Popp, David, “The Effect of New Technology on Energy Consumption,” Resource and Energy Economics, July 2001, 23(3), 215-239.
This paper uses patent data to estimate the effect of new technologies on energy consumption. Matching energy patent counts to the industries using these patents, I create stocks of energy knowledge for 13 industries. Including the stocks in restricted variable cost functions, I estimate the median present value of long-run savings from a new patent to be over 14.5 million dollars. Combining these results with estimates of price-induced innovation, I conclude that two-thirds of the change in energy consumption with respect to a price change is due to simple price-induced factor substitution, while the remaining third results from induced innovation.
Nordhaus, William D. and David Popp, “What is the Value of Scientific Knowledge? An Application to Global Warming Using the PRICE Model,” The Energy Journal, January 1997, 18(1), 1-45.

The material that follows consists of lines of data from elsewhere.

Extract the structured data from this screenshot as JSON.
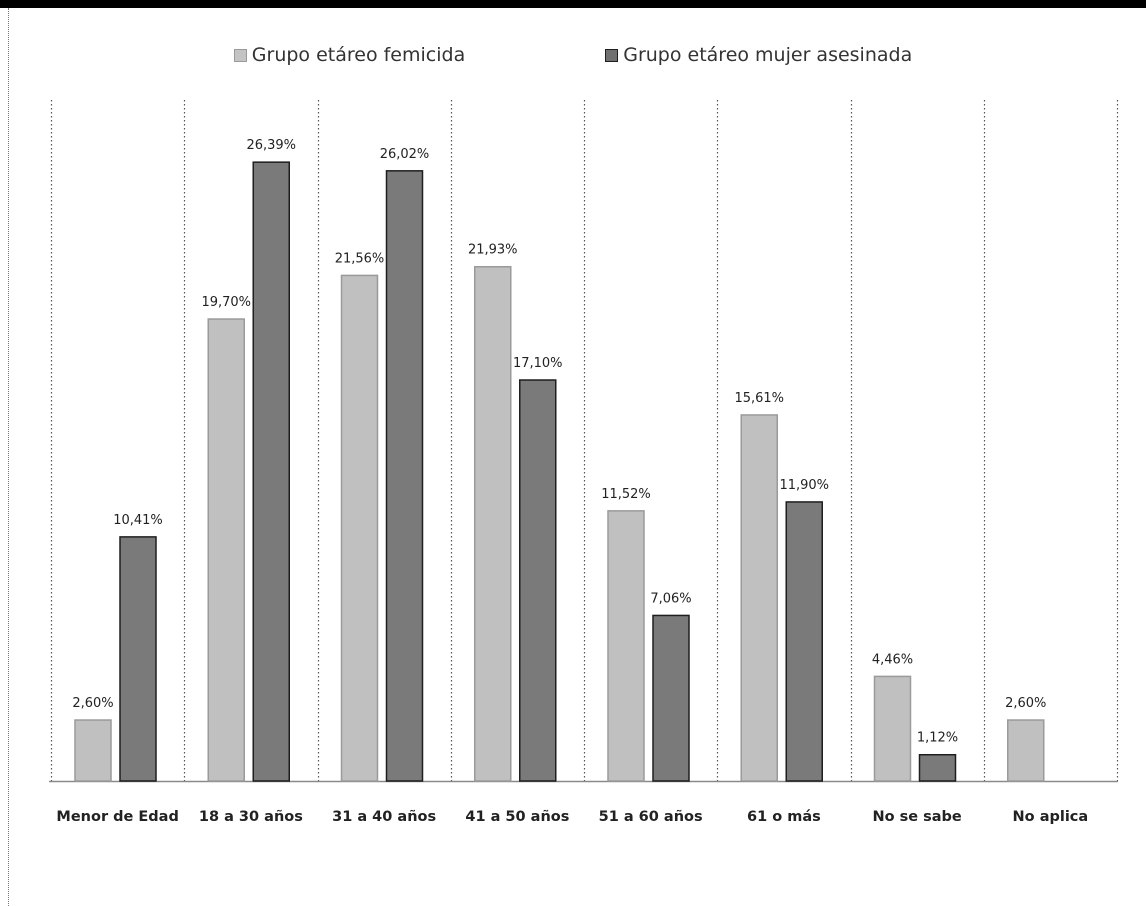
{
  "colors": {
    "light": "#c0c0c0",
    "light_stroke": "#9a9a9a",
    "dark": "#7a7a7a",
    "dark_stroke": "#1e1e1e"
  },
  "chart_data": {
    "type": "bar",
    "title": "",
    "xlabel": "",
    "ylabel": "",
    "ylim": [
      0,
      30
    ],
    "grid": "vertical dotted separators between categories",
    "legend": "top-center",
    "categories": [
      "Menor de Edad",
      "18 a 30 años",
      "31 a 40 años",
      "41 a 50 años",
      "51 a 60 años",
      "61 o más",
      "No se sabe",
      "No aplica"
    ],
    "series": [
      {
        "name": "Grupo etáreo femicida",
        "color": "#c0c0c0",
        "values": [
          2.6,
          19.7,
          21.56,
          21.93,
          11.52,
          15.61,
          4.46,
          2.6
        ],
        "labels": [
          "2,60%",
          "19,70%",
          "21,56%",
          "21,93%",
          "11,52%",
          "15,61%",
          "4,46%",
          "2,60%"
        ]
      },
      {
        "name": "Grupo etáreo mujer asesinada",
        "color": "#7a7a7a",
        "values": [
          10.41,
          26.39,
          26.02,
          17.1,
          7.06,
          11.9,
          1.12,
          null
        ],
        "labels": [
          "10,41%",
          "26,39%",
          "26,02%",
          "17,10%",
          "7,06%",
          "11,90%",
          "1,12%",
          ""
        ]
      }
    ]
  }
}
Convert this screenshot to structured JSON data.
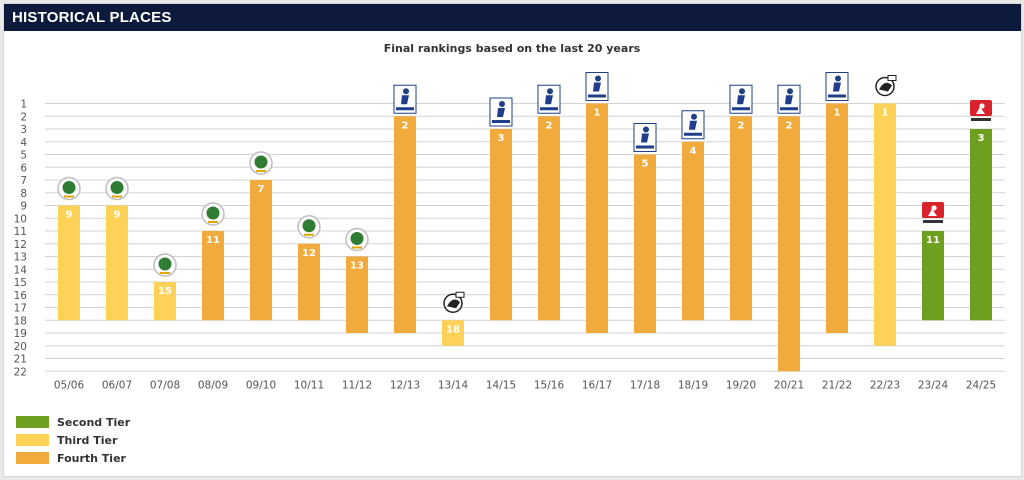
{
  "header": {
    "title": "HISTORICAL PLACES"
  },
  "chart_data": {
    "type": "bar",
    "title": "Final rankings based on the last 20 years",
    "xlabel": "",
    "ylabel": "",
    "ylim": [
      1,
      22
    ],
    "y_inverted": true,
    "grid": true,
    "categories": [
      "05/06",
      "06/07",
      "07/08",
      "08/09",
      "09/10",
      "10/11",
      "11/12",
      "12/13",
      "13/14",
      "14/15",
      "15/16",
      "16/17",
      "17/18",
      "18/19",
      "19/20",
      "20/21",
      "21/22",
      "22/23",
      "23/24",
      "24/25"
    ],
    "values": [
      9,
      9,
      15,
      11,
      7,
      12,
      13,
      2,
      18,
      3,
      2,
      1,
      5,
      4,
      2,
      2,
      1,
      1,
      11,
      3
    ],
    "league_size": [
      18,
      18,
      18,
      18,
      18,
      18,
      19,
      19,
      20,
      18,
      18,
      19,
      19,
      18,
      18,
      22,
      19,
      20,
      18,
      18
    ],
    "tier": [
      "third",
      "third",
      "third",
      "fourth",
      "fourth",
      "fourth",
      "fourth",
      "fourth",
      "third",
      "fourth",
      "fourth",
      "fourth",
      "fourth",
      "fourth",
      "fourth",
      "fourth",
      "fourth",
      "third",
      "second",
      "second"
    ],
    "league_icon": [
      "dfb-regionalliga-icon",
      "dfb-regionalliga-icon",
      "dfb-regionalliga-icon",
      "dfb-regionalliga-icon",
      "dfb-regionalliga-icon",
      "dfb-regionalliga-icon",
      "dfb-regionalliga-icon",
      "regionalliga-suedwest-icon",
      "3-liga-icon",
      "regionalliga-suedwest-icon",
      "regionalliga-suedwest-icon",
      "regionalliga-suedwest-icon",
      "regionalliga-suedwest-icon",
      "regionalliga-suedwest-icon",
      "regionalliga-suedwest-icon",
      "regionalliga-suedwest-icon",
      "regionalliga-suedwest-icon",
      "3-liga-icon",
      "2-bundesliga-icon",
      "2-bundesliga-icon"
    ],
    "legend": [
      {
        "key": "second",
        "label": "Second Tier",
        "color": "#6e9f1f"
      },
      {
        "key": "third",
        "label": "Third Tier",
        "color": "#fdd257"
      },
      {
        "key": "fourth",
        "label": "Fourth Tier",
        "color": "#f0ab3c"
      }
    ]
  }
}
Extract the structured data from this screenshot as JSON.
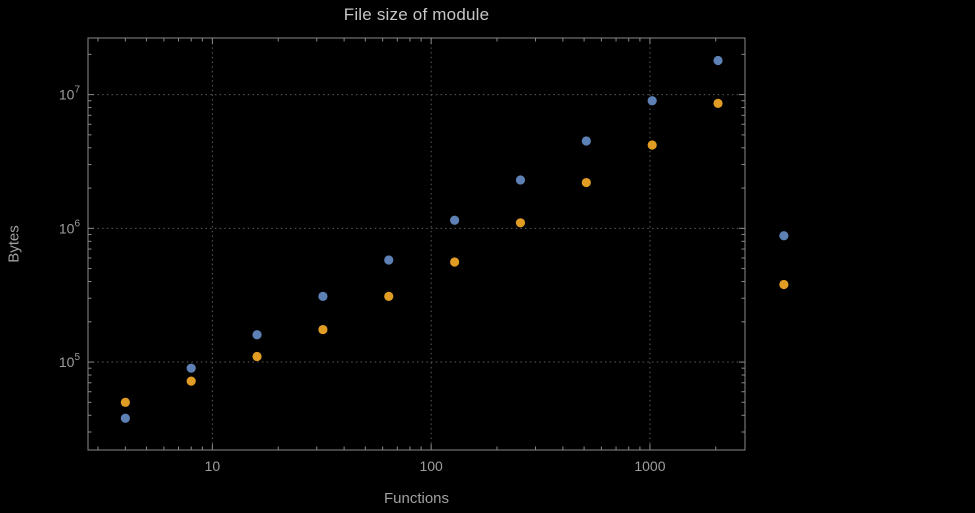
{
  "colors": {
    "background": "#000000",
    "title": "#c6c6c6",
    "axis_label": "#a0a0a0",
    "tick_label": "#9e9e9e",
    "frame": "#8a8a8a",
    "grid": "#5c5c5c",
    "series_blue": "#5e81b5",
    "series_orange": "#e19c24"
  },
  "chart_data": {
    "type": "scatter",
    "title": "File size of module",
    "xlabel": "Functions",
    "ylabel": "Bytes",
    "x_scale": "log",
    "y_scale": "log",
    "xlim": [
      2.7,
      2720
    ],
    "ylim": [
      22000,
      26500000
    ],
    "grid": "dotted",
    "legend": "none",
    "x_ticks": [
      10,
      100,
      1000
    ],
    "x_tick_labels": [
      "10",
      "100",
      "1000"
    ],
    "y_ticks": [
      100000,
      1000000,
      10000000
    ],
    "y_tick_labels": [
      {
        "base": "10",
        "exp": "5"
      },
      {
        "base": "10",
        "exp": "6"
      },
      {
        "base": "10",
        "exp": "7"
      }
    ],
    "series": [
      {
        "name": "series_1",
        "color": "#5e81b5",
        "points": [
          [
            4,
            38000
          ],
          [
            8,
            90000
          ],
          [
            16,
            160000
          ],
          [
            32,
            310000
          ],
          [
            64,
            580000
          ],
          [
            128,
            1150000
          ],
          [
            256,
            2300000
          ],
          [
            512,
            4500000
          ],
          [
            1024,
            9000000
          ],
          [
            2048,
            18000000
          ],
          [
            4096,
            880000
          ]
        ]
      },
      {
        "name": "series_2",
        "color": "#e19c24",
        "points": [
          [
            4,
            50000
          ],
          [
            8,
            72000
          ],
          [
            16,
            110000
          ],
          [
            32,
            175000
          ],
          [
            64,
            310000
          ],
          [
            128,
            560000
          ],
          [
            256,
            1100000
          ],
          [
            512,
            2200000
          ],
          [
            1024,
            4200000
          ],
          [
            2048,
            8600000
          ],
          [
            4096,
            380000
          ]
        ]
      }
    ]
  }
}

Governments must cope with the enormous uncertainties about both future climate change as well as the costs and benefits of slowing climate change. This study analyses the value of improved information about a variety of geophysical and economic processes. The value of information is estimated using the “PRICE model” which is a probabilistic extension of earlier models of the economics of global warming. The study uses five different approaches to estimating the value of information about all uncertain parameters and about individual parameters. It is estimated that the value of early information is between $1 and $2 billion for each year that resolution of uncertainty is moved toward the present. We estimate that the most important uncertain variables are the damages of climate change and the costs of reducing greenhouse gas emissions. Resolving the uncertainties about these two parameters would contribute 75 percent of the value of improved knowledge.